New NOMAD Publications
Two new NOMAD publications are now available!
Uncovering structure-property relationships of materials by subgroup discovery
Bryan R Goldsmith, Mario Boley,Jilles Vreeken, Matthias Scheffler and Luca M Ghiringhelli, New Journal of Physics 19 (2017) 013031
Abstract: Subgroup discovery (SGD) is presented here as a data-mining approach to help find interpretable local patterns, correlations, and descriptors of a target property in materials-science data. Specifically, we will be concerned with data generated by density-functional theory calculations. At first, we demonstrate that SGD can identify physically meaningful models that classify the crystal structures of 82 octet binary (OB)semiconductors as either rocksalt or zincblende. SGD identifies an interpretable two-dimensional model derived from only the atomic radii of valence s and p orbitals that properly classifies the crystal structures for 79 of the 82 OB semiconductors. The SGD framework is subsequently applied to 24 400 configurations of neutral gas-phase gold clusters with 5–14 atoms to discern general patterns between geometrical and physicochemical properties. For example, SGD helps find that van der Waals interactions within gold clusters are linearly correlated with their radius of gyration and are weaker for planar clusters than for nonplanar clusters. Also, a descriptor that predicts a local linear correlation between the chemical hardness and the cluster isomer stability is found for the even-sized gold clusters.

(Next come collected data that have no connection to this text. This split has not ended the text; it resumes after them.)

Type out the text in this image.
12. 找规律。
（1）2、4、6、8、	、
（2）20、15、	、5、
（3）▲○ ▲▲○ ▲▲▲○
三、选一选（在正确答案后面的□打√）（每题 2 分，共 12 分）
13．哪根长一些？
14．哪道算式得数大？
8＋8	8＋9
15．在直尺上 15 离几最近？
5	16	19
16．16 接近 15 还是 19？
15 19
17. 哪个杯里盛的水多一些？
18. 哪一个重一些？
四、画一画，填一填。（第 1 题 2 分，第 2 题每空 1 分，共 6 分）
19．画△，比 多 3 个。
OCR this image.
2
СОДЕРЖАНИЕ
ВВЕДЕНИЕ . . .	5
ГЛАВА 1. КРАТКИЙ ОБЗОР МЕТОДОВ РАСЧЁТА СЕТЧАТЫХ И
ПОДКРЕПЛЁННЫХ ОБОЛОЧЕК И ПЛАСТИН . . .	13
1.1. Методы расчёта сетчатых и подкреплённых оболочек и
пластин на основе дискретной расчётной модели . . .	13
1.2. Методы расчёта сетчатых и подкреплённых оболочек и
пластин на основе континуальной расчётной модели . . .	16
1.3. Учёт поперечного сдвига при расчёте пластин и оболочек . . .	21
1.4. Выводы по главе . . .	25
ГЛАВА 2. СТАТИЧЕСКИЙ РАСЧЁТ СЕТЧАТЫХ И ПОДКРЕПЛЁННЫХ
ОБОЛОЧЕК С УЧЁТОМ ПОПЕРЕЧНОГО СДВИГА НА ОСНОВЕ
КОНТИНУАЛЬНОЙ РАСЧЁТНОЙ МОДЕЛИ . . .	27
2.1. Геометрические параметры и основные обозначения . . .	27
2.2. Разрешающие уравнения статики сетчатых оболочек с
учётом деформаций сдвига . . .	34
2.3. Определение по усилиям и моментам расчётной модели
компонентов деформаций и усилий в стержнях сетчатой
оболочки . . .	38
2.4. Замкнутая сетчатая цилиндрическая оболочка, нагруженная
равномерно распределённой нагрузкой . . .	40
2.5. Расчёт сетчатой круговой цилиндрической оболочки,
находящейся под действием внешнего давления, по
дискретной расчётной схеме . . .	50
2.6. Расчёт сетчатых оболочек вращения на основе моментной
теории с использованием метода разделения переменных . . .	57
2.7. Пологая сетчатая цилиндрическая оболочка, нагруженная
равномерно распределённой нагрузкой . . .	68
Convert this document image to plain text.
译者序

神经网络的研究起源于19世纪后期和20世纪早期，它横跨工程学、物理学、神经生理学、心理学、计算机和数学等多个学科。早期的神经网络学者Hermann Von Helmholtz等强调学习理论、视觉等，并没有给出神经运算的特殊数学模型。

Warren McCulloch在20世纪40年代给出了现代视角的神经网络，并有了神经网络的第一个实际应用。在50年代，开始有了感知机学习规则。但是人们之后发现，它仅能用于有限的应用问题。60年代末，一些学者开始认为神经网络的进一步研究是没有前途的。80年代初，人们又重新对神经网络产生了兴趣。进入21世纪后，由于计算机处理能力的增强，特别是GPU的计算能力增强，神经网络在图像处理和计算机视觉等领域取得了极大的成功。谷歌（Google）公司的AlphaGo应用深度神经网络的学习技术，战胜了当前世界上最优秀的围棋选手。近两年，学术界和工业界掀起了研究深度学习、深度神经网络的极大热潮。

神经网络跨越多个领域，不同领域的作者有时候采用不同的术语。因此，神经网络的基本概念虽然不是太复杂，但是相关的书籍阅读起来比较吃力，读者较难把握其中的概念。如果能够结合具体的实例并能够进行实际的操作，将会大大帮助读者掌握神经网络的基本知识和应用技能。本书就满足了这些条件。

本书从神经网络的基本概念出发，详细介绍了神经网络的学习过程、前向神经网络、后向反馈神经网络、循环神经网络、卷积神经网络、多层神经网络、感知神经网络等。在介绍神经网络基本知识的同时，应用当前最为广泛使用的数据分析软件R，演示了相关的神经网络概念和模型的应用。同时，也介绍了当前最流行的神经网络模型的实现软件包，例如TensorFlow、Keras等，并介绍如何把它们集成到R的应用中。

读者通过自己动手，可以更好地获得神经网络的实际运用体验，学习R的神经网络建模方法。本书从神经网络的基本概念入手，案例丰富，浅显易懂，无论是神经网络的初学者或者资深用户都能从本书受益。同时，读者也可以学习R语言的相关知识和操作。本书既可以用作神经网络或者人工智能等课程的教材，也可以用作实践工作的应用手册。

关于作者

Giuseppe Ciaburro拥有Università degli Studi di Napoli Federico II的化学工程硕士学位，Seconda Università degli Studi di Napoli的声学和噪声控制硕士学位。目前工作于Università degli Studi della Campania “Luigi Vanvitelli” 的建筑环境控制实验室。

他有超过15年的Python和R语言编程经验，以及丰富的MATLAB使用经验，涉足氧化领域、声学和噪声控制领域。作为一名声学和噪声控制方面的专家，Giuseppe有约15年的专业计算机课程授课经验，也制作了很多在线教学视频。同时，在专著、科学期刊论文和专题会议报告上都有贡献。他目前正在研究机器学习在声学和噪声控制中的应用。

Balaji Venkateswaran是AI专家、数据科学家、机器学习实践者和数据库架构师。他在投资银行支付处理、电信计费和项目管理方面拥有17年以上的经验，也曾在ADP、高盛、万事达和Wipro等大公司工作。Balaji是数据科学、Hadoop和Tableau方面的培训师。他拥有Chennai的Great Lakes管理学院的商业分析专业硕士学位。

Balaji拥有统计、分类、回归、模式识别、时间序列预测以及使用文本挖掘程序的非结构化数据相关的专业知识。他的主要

Learning physical descriptors for materials science by compressed sensing
Luca M Ghiringhelli, Jan Vybiral, Emre Ahmetcik, Runhai Ouyang, Sergey V Levchenko, Claudia Draxl and Matthias Scheffler, New Journal of Physics 19 (2017) 023017
Abstract: The availability of big data in materials science offers new routes for analyzing materials properties and functions and achieving scientific understanding. Finding structure in these data that is not directly visible by standard tools and exploitation of the scientific information requires new and dedicated methodology based on approaches from statistical learning, compressed sensing, and other recent methods from applied mathematics, computer science, statistics, signal processing, and information science. In this paper, we explain and demonstrate a compressed-sensing based methodology for feature selection, specifically for discovering physical descriptors, i.e., physical parameters that describe the material and its properties of interest, and associated equations that explicitly and quantitatively describe those relevant properties. As showcase application and proof of concept, we describe how to build a physical model for the quantitative prediction of the crystal structure of binary compound semiconductors.